An acromioclavicular (AC) joint dislocation, or “separated shoulder,” is not truly an injury to the shoulder joint itself, but of the ligaments that attach the clavicle to the scapula. This injury commonly occurs from a direct blow to the shoulder such as a fall during sporting activity. A mild sprain involves the AC ligaments that attach the clavicle to the top portion of the scapula called the acromian. Severe injuries rupture both the AC ligaments as well as the coracoclavicular (CC) ligaments that attach the undersurface of the clavicle to the scapula. There is a sensation of a “sagging shoulder” as the weight of the arm pulls the scapula down away from the clavicle, causing a noticeable bump deformity the top of the shoulder. Mild sprains can be treated conservatively with rest, therapy, and time. More severe injuries require surgery to restore the anatomic relationship of the clavicle and scapula to optimize shoulder function.

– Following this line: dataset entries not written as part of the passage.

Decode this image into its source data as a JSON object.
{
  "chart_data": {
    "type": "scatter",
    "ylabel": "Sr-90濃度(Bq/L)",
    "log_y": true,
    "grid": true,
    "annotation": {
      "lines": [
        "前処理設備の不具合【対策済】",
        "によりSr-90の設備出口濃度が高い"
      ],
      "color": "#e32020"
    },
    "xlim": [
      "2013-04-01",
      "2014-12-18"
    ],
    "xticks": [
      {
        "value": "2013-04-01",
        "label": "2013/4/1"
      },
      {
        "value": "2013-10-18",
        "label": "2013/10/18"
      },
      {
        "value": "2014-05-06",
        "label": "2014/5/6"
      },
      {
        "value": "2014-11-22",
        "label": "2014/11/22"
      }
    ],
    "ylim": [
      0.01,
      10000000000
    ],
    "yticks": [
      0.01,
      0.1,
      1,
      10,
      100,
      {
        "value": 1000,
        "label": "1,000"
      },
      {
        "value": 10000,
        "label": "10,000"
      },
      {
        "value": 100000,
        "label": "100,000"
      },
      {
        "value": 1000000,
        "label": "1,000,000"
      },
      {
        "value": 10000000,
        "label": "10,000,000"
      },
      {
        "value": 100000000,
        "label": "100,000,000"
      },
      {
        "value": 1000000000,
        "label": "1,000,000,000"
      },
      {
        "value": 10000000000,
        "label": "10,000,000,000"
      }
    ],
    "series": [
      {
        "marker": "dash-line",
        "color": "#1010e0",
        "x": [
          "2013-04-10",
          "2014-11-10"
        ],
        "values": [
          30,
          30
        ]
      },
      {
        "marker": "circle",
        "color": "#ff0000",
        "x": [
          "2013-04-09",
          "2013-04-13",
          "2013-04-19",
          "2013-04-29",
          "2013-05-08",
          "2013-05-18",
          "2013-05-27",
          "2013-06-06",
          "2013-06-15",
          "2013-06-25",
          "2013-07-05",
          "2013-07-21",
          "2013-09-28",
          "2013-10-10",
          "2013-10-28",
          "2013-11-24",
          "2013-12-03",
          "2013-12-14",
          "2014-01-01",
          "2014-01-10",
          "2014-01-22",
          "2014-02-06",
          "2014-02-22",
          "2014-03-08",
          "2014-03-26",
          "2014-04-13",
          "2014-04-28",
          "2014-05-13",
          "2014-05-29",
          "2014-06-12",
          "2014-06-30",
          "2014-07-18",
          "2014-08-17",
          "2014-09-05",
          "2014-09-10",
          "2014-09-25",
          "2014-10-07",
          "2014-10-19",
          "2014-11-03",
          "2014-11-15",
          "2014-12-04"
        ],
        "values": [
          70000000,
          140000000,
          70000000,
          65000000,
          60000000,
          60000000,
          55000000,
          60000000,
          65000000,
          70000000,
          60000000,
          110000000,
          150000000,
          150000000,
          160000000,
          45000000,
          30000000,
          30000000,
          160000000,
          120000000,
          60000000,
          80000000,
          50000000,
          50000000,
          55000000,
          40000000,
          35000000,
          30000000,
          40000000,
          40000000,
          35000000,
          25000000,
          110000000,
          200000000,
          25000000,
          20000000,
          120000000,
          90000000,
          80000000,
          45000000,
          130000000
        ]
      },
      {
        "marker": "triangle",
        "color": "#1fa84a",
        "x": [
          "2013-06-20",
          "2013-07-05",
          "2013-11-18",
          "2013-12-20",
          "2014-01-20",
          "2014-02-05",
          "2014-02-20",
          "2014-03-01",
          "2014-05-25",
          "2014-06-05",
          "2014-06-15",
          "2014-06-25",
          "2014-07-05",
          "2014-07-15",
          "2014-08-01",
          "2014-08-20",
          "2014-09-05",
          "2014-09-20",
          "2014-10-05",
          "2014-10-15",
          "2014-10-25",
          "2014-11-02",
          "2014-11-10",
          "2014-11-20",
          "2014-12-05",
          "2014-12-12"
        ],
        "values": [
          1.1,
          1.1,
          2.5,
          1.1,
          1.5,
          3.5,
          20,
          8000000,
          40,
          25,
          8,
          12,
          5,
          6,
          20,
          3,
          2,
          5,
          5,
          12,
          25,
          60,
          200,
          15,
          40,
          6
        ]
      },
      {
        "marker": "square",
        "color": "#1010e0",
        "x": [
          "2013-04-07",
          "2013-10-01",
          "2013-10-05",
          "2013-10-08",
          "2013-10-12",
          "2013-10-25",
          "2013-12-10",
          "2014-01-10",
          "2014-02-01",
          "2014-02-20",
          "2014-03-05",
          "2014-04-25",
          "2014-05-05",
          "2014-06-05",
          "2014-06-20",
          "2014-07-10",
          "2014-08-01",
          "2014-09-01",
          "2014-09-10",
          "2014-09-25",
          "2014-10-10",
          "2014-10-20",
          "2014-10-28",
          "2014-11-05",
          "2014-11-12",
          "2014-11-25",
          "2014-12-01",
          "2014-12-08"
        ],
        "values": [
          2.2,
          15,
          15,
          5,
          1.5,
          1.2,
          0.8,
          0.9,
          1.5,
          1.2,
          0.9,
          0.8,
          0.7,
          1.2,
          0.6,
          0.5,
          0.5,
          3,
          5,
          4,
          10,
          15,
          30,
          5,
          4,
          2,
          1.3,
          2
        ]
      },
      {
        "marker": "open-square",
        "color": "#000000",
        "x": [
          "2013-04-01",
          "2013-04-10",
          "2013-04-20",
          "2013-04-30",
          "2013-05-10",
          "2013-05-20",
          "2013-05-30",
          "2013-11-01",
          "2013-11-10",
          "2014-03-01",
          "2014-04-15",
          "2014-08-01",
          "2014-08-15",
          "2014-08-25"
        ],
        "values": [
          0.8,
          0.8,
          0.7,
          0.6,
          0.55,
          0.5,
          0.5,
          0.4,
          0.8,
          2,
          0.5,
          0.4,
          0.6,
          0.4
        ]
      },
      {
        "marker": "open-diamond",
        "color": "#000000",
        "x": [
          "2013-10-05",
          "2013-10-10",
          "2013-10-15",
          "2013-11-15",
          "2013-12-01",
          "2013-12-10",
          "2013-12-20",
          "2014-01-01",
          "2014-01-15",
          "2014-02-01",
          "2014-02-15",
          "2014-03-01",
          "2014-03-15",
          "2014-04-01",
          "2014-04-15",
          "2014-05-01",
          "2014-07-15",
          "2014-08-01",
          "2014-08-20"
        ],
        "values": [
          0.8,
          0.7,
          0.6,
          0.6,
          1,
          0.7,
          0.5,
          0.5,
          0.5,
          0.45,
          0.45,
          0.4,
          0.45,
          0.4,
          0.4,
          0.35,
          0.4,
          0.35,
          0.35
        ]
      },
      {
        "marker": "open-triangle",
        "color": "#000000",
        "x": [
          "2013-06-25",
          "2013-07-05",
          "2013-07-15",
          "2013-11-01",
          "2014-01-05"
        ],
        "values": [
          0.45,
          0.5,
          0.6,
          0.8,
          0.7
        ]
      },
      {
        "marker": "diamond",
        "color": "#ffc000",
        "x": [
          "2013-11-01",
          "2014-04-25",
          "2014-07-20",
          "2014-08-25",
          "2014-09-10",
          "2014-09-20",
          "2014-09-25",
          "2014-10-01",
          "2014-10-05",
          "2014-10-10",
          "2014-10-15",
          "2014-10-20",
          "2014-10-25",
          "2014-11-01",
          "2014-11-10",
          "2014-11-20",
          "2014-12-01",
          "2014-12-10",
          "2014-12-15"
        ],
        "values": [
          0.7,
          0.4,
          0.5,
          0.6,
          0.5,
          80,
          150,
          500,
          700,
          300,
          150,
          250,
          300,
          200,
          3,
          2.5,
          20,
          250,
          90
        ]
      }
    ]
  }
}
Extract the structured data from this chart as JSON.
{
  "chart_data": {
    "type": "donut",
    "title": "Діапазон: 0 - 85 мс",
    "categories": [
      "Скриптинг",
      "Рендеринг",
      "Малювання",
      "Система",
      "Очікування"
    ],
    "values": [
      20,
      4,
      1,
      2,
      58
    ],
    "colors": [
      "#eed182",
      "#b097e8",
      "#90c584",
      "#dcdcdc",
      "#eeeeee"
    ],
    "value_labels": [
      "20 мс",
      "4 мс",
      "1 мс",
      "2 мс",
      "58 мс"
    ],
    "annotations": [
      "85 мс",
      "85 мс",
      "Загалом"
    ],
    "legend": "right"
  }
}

The AC joint is reconstructed using a combination of strong sutures and buttons to restore the scapula height to the clavicle and in more chronic injuries a tendon graft may be necessary to reinforce the construct. Direct visualization and intraoperative x-ray help ensure adequate restoration AC joint. The goal of surgery is to restore the anatomic length of the clavicle to ensure return of shoulder motion and arm strength over time. This surgery can be performed as an outpatient, getting you home the same day.